By: Alexis Burr, Bicentennial Intern, Class of 2017, Community Health, Bloomington
In 1923 Herman B Wells (a student at the time) was photographed curiously peering over the shoulder of a painter by the name of Theodore Clement Steele. Theodore or T.C. Steele was a usual sighting on the Bloomington campus from 1923 to 1926 and could be found just about anywhere outside capturing the beauty of Indiana University with the strokes of his paintbrush.
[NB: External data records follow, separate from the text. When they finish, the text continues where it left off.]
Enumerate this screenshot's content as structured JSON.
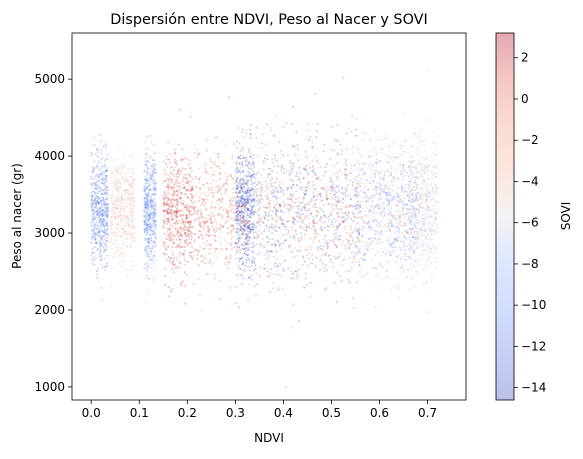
{
  "chart_data": {
    "type": "scatter",
    "title": "Dispersión entre NDVI, Peso al Nacer y SOVI",
    "xlabel": "NDVI",
    "ylabel": "Peso al nacer (gr)",
    "xlim": [
      -0.04,
      0.78
    ],
    "ylim": [
      830,
      5600
    ],
    "x_ticks": [
      "0.0",
      "0.1",
      "0.2",
      "0.3",
      "0.4",
      "0.5",
      "0.6",
      "0.7"
    ],
    "x_tick_values": [
      0.0,
      0.1,
      0.2,
      0.3,
      0.4,
      0.5,
      0.6,
      0.7
    ],
    "y_ticks": [
      "1000",
      "2000",
      "3000",
      "4000",
      "5000"
    ],
    "y_tick_values": [
      1000,
      2000,
      3000,
      4000,
      5000
    ],
    "grid": false,
    "colormap": "coolwarm",
    "point_alpha": 0.3,
    "colorbar": {
      "label": "SOVI",
      "range": [
        -14.6,
        3.2
      ],
      "ticks": [
        "2",
        "0",
        "−2",
        "−4",
        "−6",
        "−8",
        "−10",
        "−12",
        "−14"
      ],
      "tick_values": [
        2,
        0,
        -2,
        -4,
        -6,
        -8,
        -10,
        -12,
        -14
      ]
    },
    "clusters": [
      {
        "ndvi": [
          0.0,
          0.035
        ],
        "peso_center": 3300,
        "peso_spread": 350,
        "sovi": -11.5
      },
      {
        "ndvi": [
          0.04,
          0.09
        ],
        "peso_center": 3300,
        "peso_spread": 350,
        "sovi": -4.5
      },
      {
        "ndvi": [
          0.11,
          0.135
        ],
        "peso_center": 3300,
        "peso_spread": 350,
        "sovi": -10.5
      },
      {
        "ndvi": [
          0.15,
          0.21
        ],
        "peso_center": 3250,
        "peso_spread": 380,
        "sovi": 1.5
      },
      {
        "ndvi": [
          0.21,
          0.33
        ],
        "peso_center": 3250,
        "peso_spread": 400,
        "sovi": 0.5
      },
      {
        "ndvi": [
          0.3,
          0.34
        ],
        "peso_center": 3300,
        "peso_spread": 400,
        "sovi": -13.5
      },
      {
        "ndvi": [
          0.34,
          0.56
        ],
        "peso_center": 3300,
        "peso_spread": 480,
        "sovi": -13.0
      },
      {
        "ndvi": [
          0.34,
          0.56
        ],
        "peso_center": 3300,
        "peso_spread": 450,
        "sovi": 0.5
      },
      {
        "ndvi": [
          0.55,
          0.68
        ],
        "peso_center": 3300,
        "peso_spread": 430,
        "sovi": -10.5
      },
      {
        "ndvi": [
          0.55,
          0.72
        ],
        "peso_center": 3300,
        "peso_spread": 420,
        "sovi": -4.0
      },
      {
        "ndvi": [
          0.66,
          0.72
        ],
        "peso_center": 3300,
        "peso_spread": 400,
        "sovi": -6.5
      }
    ]
  }
}
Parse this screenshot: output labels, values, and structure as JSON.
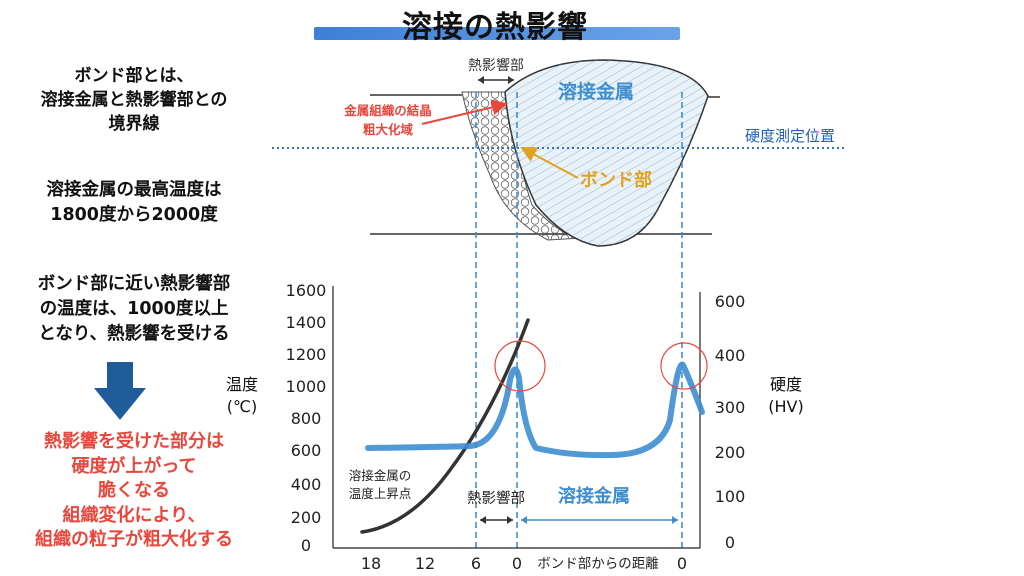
{
  "title": "溶接の熱影響",
  "left_panel": {
    "block1": [
      "ボンド部とは、",
      "溶接金属と熱影響部との",
      "境界線"
    ],
    "block2": [
      "溶接金属の最高温度は",
      "1800度から2000度"
    ],
    "block3": [
      "ボンド部に近い熱影響部",
      "の温度は、1000度以上",
      "となり、熱影響を受ける"
    ],
    "block4": [
      "熱影響を受けた部分は",
      "硬度が上がって",
      "脆くなる",
      "組織変化により、",
      "組織の粒子が粗大化する"
    ]
  },
  "cross_section": {
    "haz_label": "熱影響部",
    "weld_metal_label": "溶接金属",
    "grain_label": [
      "金属組織の結晶",
      "粗大化域"
    ],
    "hardness_line_label": "硬度測定位置",
    "bond_label": "ボンド部"
  },
  "graph": {
    "left_axis_title": [
      "温度",
      "(℃)"
    ],
    "left_ticks": [
      "1600",
      "1400",
      "1200",
      "1000",
      "800",
      "600",
      "400",
      "200",
      "0"
    ],
    "right_axis_title": [
      "硬度",
      "(HV)"
    ],
    "right_ticks": [
      "600",
      "400",
      "300",
      "200",
      "100",
      "0"
    ],
    "x_ticks": [
      "18",
      "12",
      "6",
      "0",
      "0"
    ],
    "x_axis_title": "ボンド部からの距離",
    "curve_label": [
      "溶接金属の",
      "温度上昇点"
    ],
    "haz_label": "熱影響部",
    "weld_metal_label": "溶接金属"
  },
  "colors": {
    "accent_blue": "#3e8ecf",
    "red": "#e8473c",
    "orange": "#e0a31f",
    "dark_blue": "#1f5c99"
  }
}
Because Steele is considered to be a treasure for both the state and IU, “T.C. Steele’s Bloomington” was celebrated in partnership with The Friends of T.C. Steele Historic Site for the Indiana Bicentennial and the Indiana University Bicentennial this month. The celebration was kicked off on October 7th2016 with a talk by Nanette Brewer at the IU Eskenazi Museum of Art who spoke about Steele’s time as a student at the Academy of Fine Arts in Munich, Germany and highlighted his famous painting The Boatman.
The talk was followed by two plein air painting demonstrations in Dunn Meadow by Indiana artists Lyle Denney and Jerry Smith and a keynote address by Rachel Berenson Perry who released a book in 2012 about Steele titled Paint and Canvas: A Life of T.C. Steele.
On October 8th2016, contemporary Indiana artists had the opportunity to come and experience Bloomington as T.C. Steele would have by participating in an “art out,” which includes setting up shop with their art supplies on campus and around the city to capture the landscape in their art.
The day started at about 7am with artist check-in where artists trekked across campus and Bloomington to set up their materials in spots they deemed inspirational enough to paint. The day ended at 4pm with a reception where artists were able to showcase their day’s work.
All in all, the events were a success both from my perspective and of those who participated. It was really awesome to see artists and Indiana residents that appreciated T.C. Steele and still see that is it important to celebrate his legacy. Those who had not planned to come to the events were very interested in the plein air painting demonstrations. It was almost as if they’d gotten a glimpse into what it would’ve been like when T.C. Steele was on campus.
As mentioned, if Steele was not found atop of Franklin Hall in his spacious studio surrounded by inquisitive students, he could be found outside. As a bicentennial intern, I spent a considerable amount of time reading through information about T.C. Steele in the IU Archives, and in books and this research helped me to put into perspective how important he was to campus at the time.
To conclude, my experience as a bicentennial intern has not only been pleasurable but almost transformative in a sense. Although I had always been interested in history, the opportunity to do research on the topic of my choice helped me on my journey to figuring out what I may want to do after graduating from IU.
The opportunity to explore the history of a university that has contributed to my growth as a person was one that I am thankful to have been offered and helped me to see the institution in a new light.